Kayaking and Canoeing
Campbell River is the gateway to the Discovery Islands group, an unparalleled paddling area. There's nothing quite like a saltwater kayak for exploring remote islands and uninhabited coves. This quiet mode of travel often allows you to get much closer to marine and land wildlife than if you were on foot or in a motorized craft. Bring your own kayak or rent one from a local shop, lessons and guides are available. You can chart your own journey or sign up for an eco-tour. Canoeing is also popular-the Sayward Forest Canoe/portage route is a 50 kilometre (30 mile) circuit encompassing eleven lakes, and takes approximately 3-4 days to complete the full circuit. We recommend doing the route counter-clockwise from summer to early fall. Numerous B.C. Forest Service Recreation sites are located along the route that provide adequate overnight camping facilities. Popular put-in spots are: Gosling Bay on Campbell Lake, Morton Lake, Strathcona Dam, Loveland Bay, Forbes Landing and McIvor Lake.
And then there's the diving. The Jacques Cousteau Society rated diving in Discovery Passage as second only to diving in the Red Sea! As well as enjoying clear water and abundant sea life, divers can explore the 110 metre long (366 feet long) HMCS Columbia, a decommissioned navy ship that was sunk as a diving attraction in 1996. More on scuba diving in Campbell River.
Snorkeling with Salmon
One adventure that is truly unique to the Campbell River area is the now fabled "Snorkel with the Salmon". Rent a mask, fins snorkel and wetsuit or go on a guided tour and witness face to face the migration of the 5 species and the hundreds of thousands of salmon that come home to the Campbell River system to spawn.

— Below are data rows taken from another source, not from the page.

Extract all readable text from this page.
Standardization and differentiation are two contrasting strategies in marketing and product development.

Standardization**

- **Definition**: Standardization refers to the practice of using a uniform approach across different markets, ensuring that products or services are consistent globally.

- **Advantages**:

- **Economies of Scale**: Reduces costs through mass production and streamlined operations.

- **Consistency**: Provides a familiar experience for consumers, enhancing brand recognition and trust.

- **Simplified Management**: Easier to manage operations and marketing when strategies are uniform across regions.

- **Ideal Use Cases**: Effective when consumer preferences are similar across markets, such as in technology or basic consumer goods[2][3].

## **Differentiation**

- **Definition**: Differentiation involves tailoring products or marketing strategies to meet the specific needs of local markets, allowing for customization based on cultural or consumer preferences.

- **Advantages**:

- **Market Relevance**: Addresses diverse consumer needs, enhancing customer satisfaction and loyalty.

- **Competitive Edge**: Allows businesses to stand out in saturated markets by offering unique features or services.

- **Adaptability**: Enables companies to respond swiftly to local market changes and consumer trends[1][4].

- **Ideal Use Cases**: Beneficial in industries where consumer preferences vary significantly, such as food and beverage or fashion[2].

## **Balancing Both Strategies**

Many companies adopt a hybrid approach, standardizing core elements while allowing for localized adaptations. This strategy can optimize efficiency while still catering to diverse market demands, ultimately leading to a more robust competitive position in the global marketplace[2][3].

Start your adventure at the old logging bridge and float 2 1/2 kilometers to the estuary, keep your eyes peeled because you are likely to come face to face with some of the biggest Chinook in the world or perhaps if the timing is right you may see tens of thousands of Pink salmon wrestling their way upstream to spawn in their ancestral gravel beds. There is no other place in the world that offers this adventure. The best time to witness the spawning runs is from late July to late October.